Are you asking for my advice?

Then read on. If not, enjoy this.

I have a few rules that govern my life. I usually summarize them as “Be useful, be thoughtful, be passionate, be kind,” but there are any number of more specific lessons I’ve learned that serve me well day-to-day. Here’s one:

Only offer advice if asked.

Here’s why:

You aren’t an expert on someone else, they are. You may have opinions, views, thoughts, or ideas you think are just the right thing to help someone, and I’m sure they could be. Could.

But the thing about advice is that the “right” thing to help someone isn’t the right thing unless it’s right for that particular person at that particular time. Unless you’re their therapist or doctor (and maybe not even then), you cannot — cannot — be an expert in that.

To know you have to ask (“Are you asking for my advice?”), or be asked (“What do you think about…?”). So, ask.

See, timing is everything. If someone isn’t ready to hear something, they won’t, no matter how good your advice might be.

The only way to really know if they’re ready to hear it? When they ask. Not before. Is it possible that you may eventually break through? Of course. But the breaking through will still come as a shift that happens in them, not through the force of your push, nor the frequency of your message.

People change, then they hear.

But, you ask, what if they need to hear what you have to say?

Well, first, that’s your judgment. You’re delivering a “should” in advice’s clothing; you believe your opinion is stronger than their knowledge of themselves — that what you think you know is better than what they actually know – and that’s neither useful, nor kind.

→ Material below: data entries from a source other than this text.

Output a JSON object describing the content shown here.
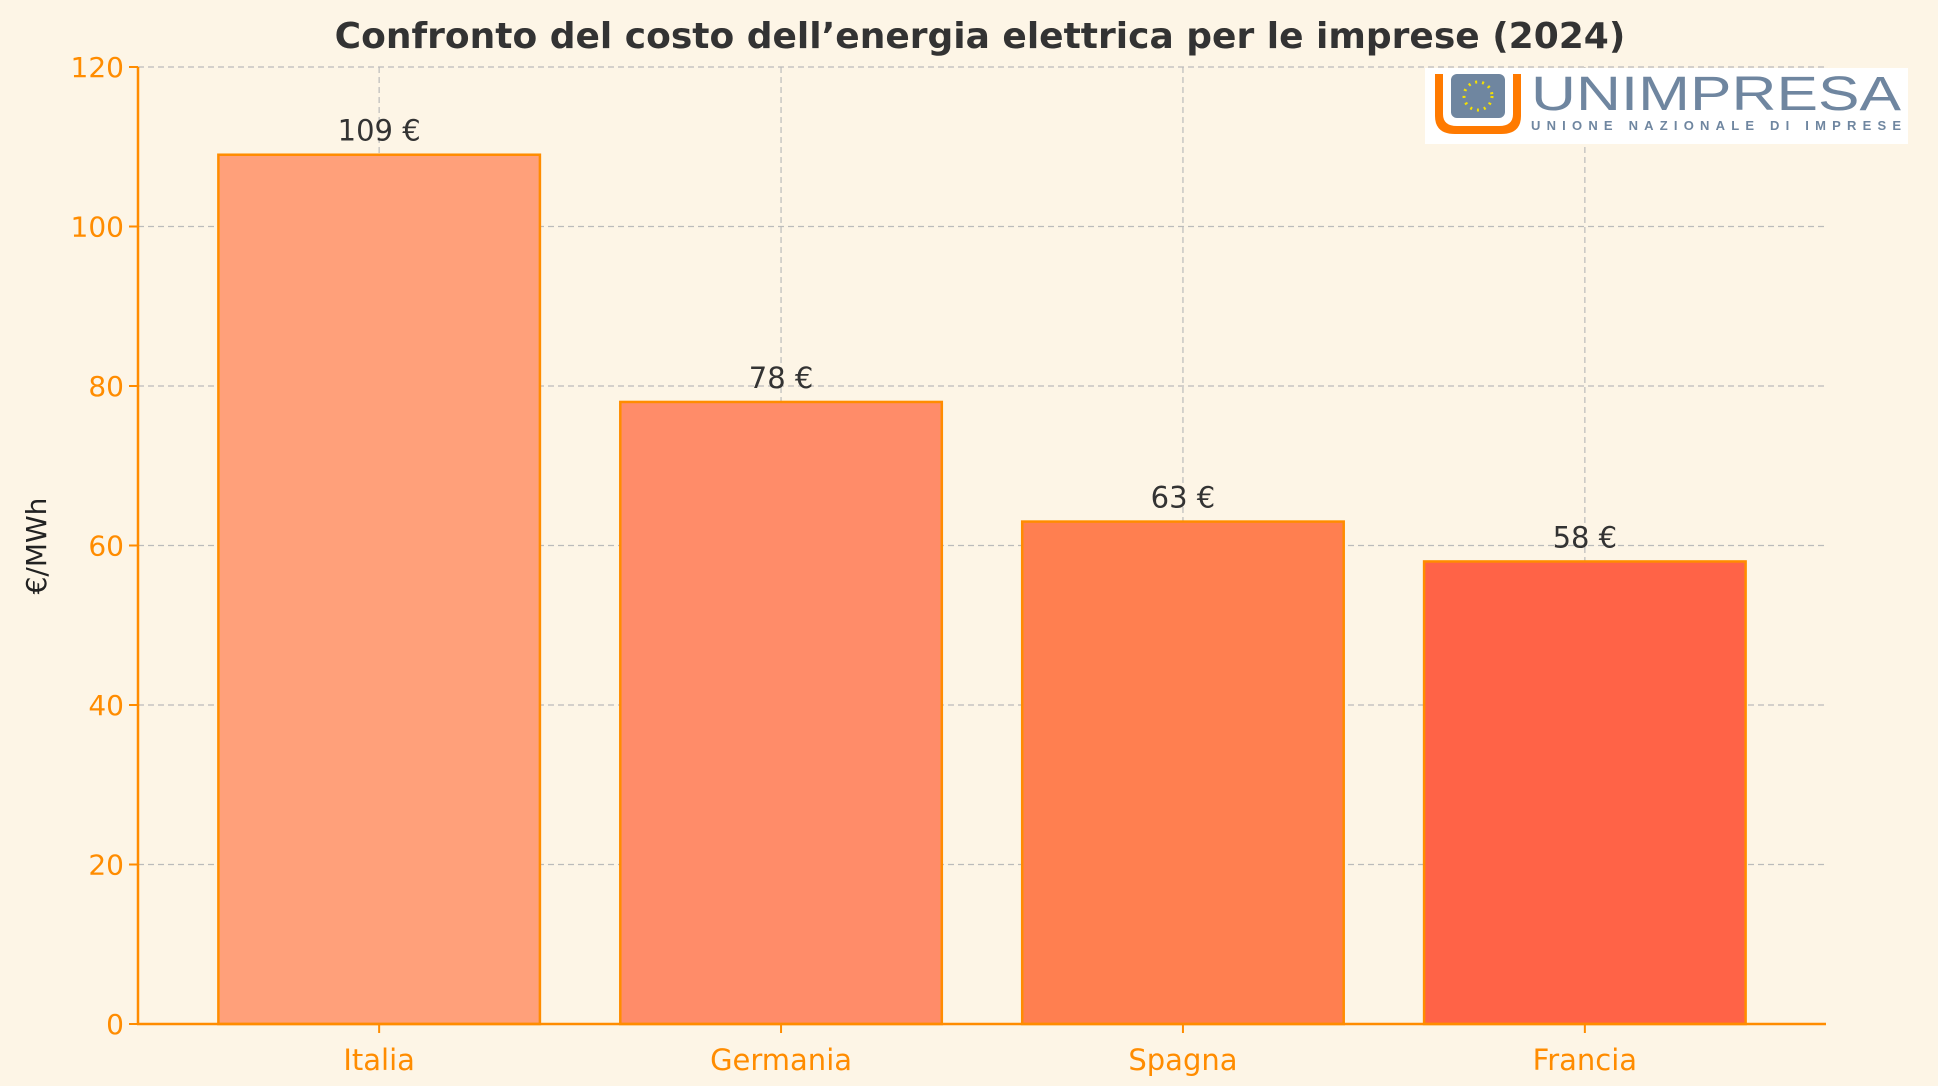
{
  "chart_data": {
    "type": "bar",
    "title": "Confronto del costo dell’energia elettrica per le imprese (2024)",
    "xlabel": "",
    "ylabel": "€/MWh",
    "categories": [
      "Italia",
      "Germania",
      "Spagna",
      "Francia"
    ],
    "values": [
      109,
      78,
      63,
      58
    ],
    "data_labels": [
      "109 €",
      "78 €",
      "63 €",
      "58 €"
    ],
    "bar_colors": [
      "#FFA07A",
      "#FF8C69",
      "#FF7F50",
      "#FF6347"
    ],
    "edge_color": "#FF8C00",
    "tick_color": "#FF8C00",
    "ylim": [
      0,
      120
    ],
    "yticks": [
      0,
      20,
      40,
      60,
      80,
      100,
      120
    ],
    "grid": true,
    "background": "#FDF5E6"
  },
  "logo": {
    "name": "UNIMPRESA",
    "subtitle": "UNIONE NAZIONALE DI IMPRESE",
    "accent": "#FF7A00",
    "text_color": "#6F86A0"
  }
}
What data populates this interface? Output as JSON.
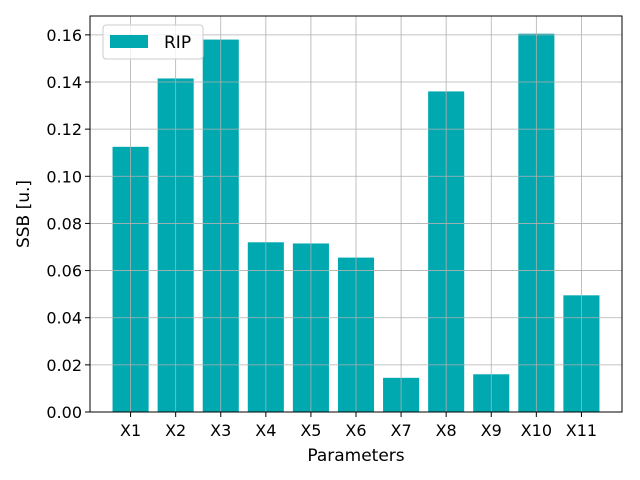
{
  "chart_data": {
    "type": "bar",
    "categories": [
      "X1",
      "X2",
      "X3",
      "X4",
      "X5",
      "X6",
      "X7",
      "X8",
      "X9",
      "X10",
      "X11"
    ],
    "series": [
      {
        "name": "RIP",
        "values": [
          0.1125,
          0.1415,
          0.158,
          0.072,
          0.0715,
          0.0655,
          0.0145,
          0.136,
          0.016,
          0.1605,
          0.0495
        ],
        "color": "#00a8b0"
      }
    ],
    "xlabel": "Parameters",
    "ylabel": "SSB [u.]",
    "ylim": [
      0,
      0.168
    ],
    "yticks": [
      0.0,
      0.02,
      0.04,
      0.06,
      0.08,
      0.1,
      0.12,
      0.14,
      0.16
    ],
    "ytick_labels": [
      "0.00",
      "0.02",
      "0.04",
      "0.06",
      "0.08",
      "0.10",
      "0.12",
      "0.14",
      "0.16"
    ],
    "grid": true,
    "legend": "top-left"
  }
}
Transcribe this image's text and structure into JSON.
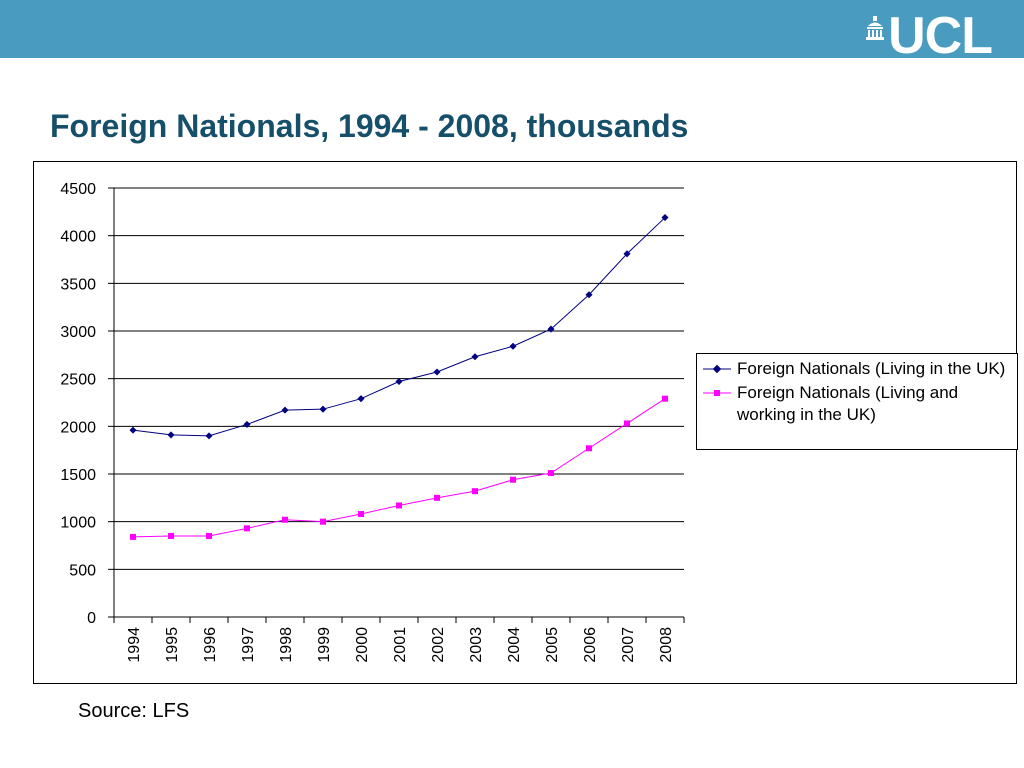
{
  "header": {
    "bar_color": "#4a9bc0",
    "logo_text": "UCL",
    "logo_icon": "portico-icon"
  },
  "slide": {
    "title": "Foreign Nationals, 1994 - 2008, thousands",
    "title_color": "#164f6a",
    "source": "Source: LFS"
  },
  "chart_data": {
    "type": "line",
    "title": "",
    "xlabel": "",
    "ylabel": "",
    "categories": [
      "1994",
      "1995",
      "1996",
      "1997",
      "1998",
      "1999",
      "2000",
      "2001",
      "2002",
      "2003",
      "2004",
      "2005",
      "2006",
      "2007",
      "2008"
    ],
    "ylim": [
      0,
      4500
    ],
    "yticks": [
      0,
      500,
      1000,
      1500,
      2000,
      2500,
      3000,
      3500,
      4000,
      4500
    ],
    "grid": true,
    "legend_position": "right",
    "series": [
      {
        "name": "Foreign Nationals (Living in the UK)",
        "color": "#000080",
        "marker": "diamond",
        "values": [
          1960,
          1910,
          1900,
          2020,
          2170,
          2180,
          2290,
          2470,
          2570,
          2730,
          2840,
          3020,
          3380,
          3810,
          4190
        ]
      },
      {
        "name": "Foreign Nationals (Living and working in the UK)",
        "color": "#ff00ff",
        "marker": "square",
        "values": [
          840,
          850,
          850,
          930,
          1020,
          1000,
          1080,
          1170,
          1250,
          1320,
          1440,
          1510,
          1770,
          2030,
          2290
        ]
      }
    ]
  }
}
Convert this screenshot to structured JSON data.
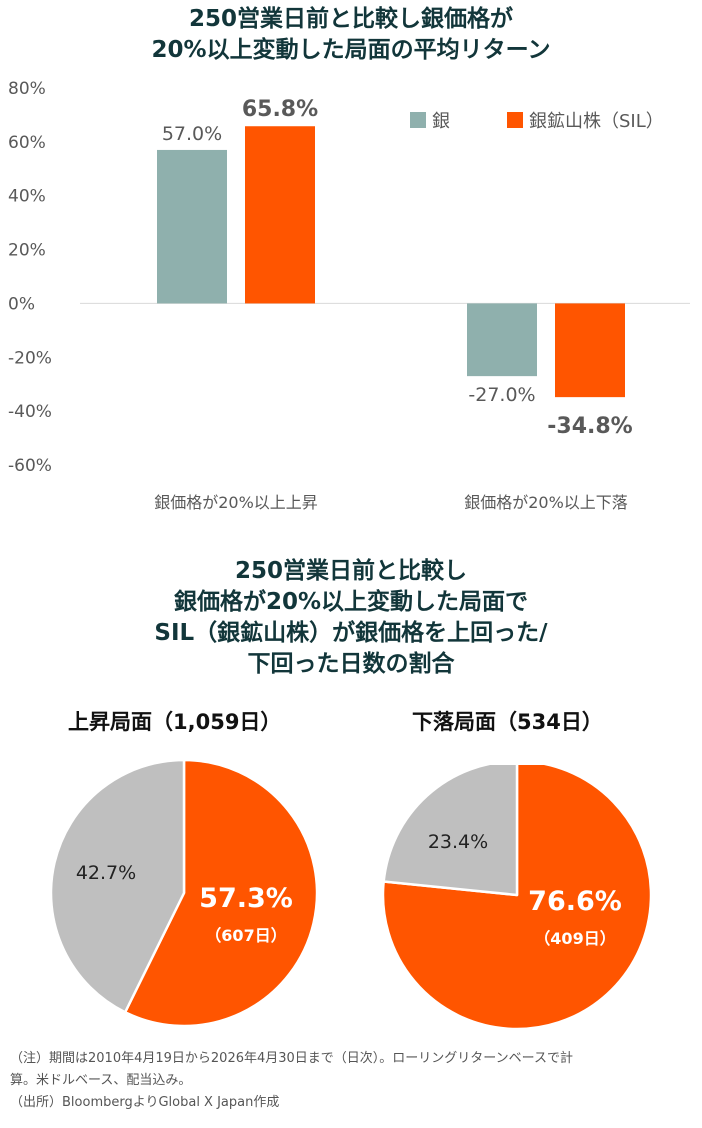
{
  "bar_title": {
    "line1": "250営業日前と比較し銀価格が",
    "line2": "20%以上変動した局面の平均リターン"
  },
  "pie_title": {
    "line1": "250営業日前と比較し",
    "line2": "銀価格が20%以上変動した局面で",
    "line3": "SIL（銀鉱山株）が銀価格を上回った/",
    "line4": "下回った日数の割合"
  },
  "colors": {
    "silver": "#8fb0ad",
    "sil": "#ff5500",
    "gray": "#bfbfbf",
    "axis": "#d9d9d9"
  },
  "chart_data": [
    {
      "type": "bar",
      "title": "250営業日前と比較し銀価格が20%以上変動した局面の平均リターン",
      "categories": [
        "銀価格が20%以上上昇",
        "銀価格が20%以上下落"
      ],
      "series": [
        {
          "name": "銀",
          "values": [
            57.0,
            -27.0
          ],
          "labels": [
            "57.0%",
            "-27.0%"
          ]
        },
        {
          "name": "銀鉱山株（SIL）",
          "values": [
            65.8,
            -34.8
          ],
          "labels": [
            "65.8%",
            "-34.8%"
          ]
        }
      ],
      "yticks": [
        "80%",
        "60%",
        "40%",
        "20%",
        "0%",
        "-20%",
        "-40%",
        "-60%"
      ],
      "ylim": [
        -60,
        80
      ],
      "legend_position": "top-right",
      "grid": false
    },
    {
      "type": "pie",
      "title": "上昇局面（1,059日）",
      "slices": [
        {
          "label": "57.3%",
          "value": 57.3,
          "days": "（607日）",
          "color": "#ff5500"
        },
        {
          "label": "42.7%",
          "value": 42.7,
          "color": "#bfbfbf"
        }
      ]
    },
    {
      "type": "pie",
      "title": "下落局面（534日）",
      "slices": [
        {
          "label": "76.6%",
          "value": 76.6,
          "days": "（409日）",
          "color": "#ff5500"
        },
        {
          "label": "23.4%",
          "value": 23.4,
          "color": "#bfbfbf"
        }
      ]
    }
  ],
  "notes": {
    "line1": "（注）期間は2010年4月19日から2026年4月30日まで（日次）。ローリングリターンベースで計",
    "line2": "算。米ドルベース、配当込み。",
    "line3": "（出所）BloombergよりGlobal X Japan作成"
  }
}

Second, and perhaps more importantly, why do you need to tell them?

Think about that for a minute. Listen to every reason you tell yourself.

How many of those are really about…you? Of course you want to be useful, or helpful — we all do. But if they don’t want to hear it, if they won’t hear it, how useful are you really being? You’re likely wasting your time, and theirs, and adding to the natural defensiveness we all get when confronted with “You should…”

If you really can’t help yourself, the answer is still: ask.

In this case, though, it’s asking someone if the answer you think is right might be right for them (“Have you thought about…?” “What if you…?”"I had luck doing it this way, would that work for you, too?”). Then, at least, you’ve opened a dialogue. You’ve created an opportunity for someone to come to their own realization about what’s right — one based in their knowledge, but informed by yours.

So, what do you think?  Would that work for you?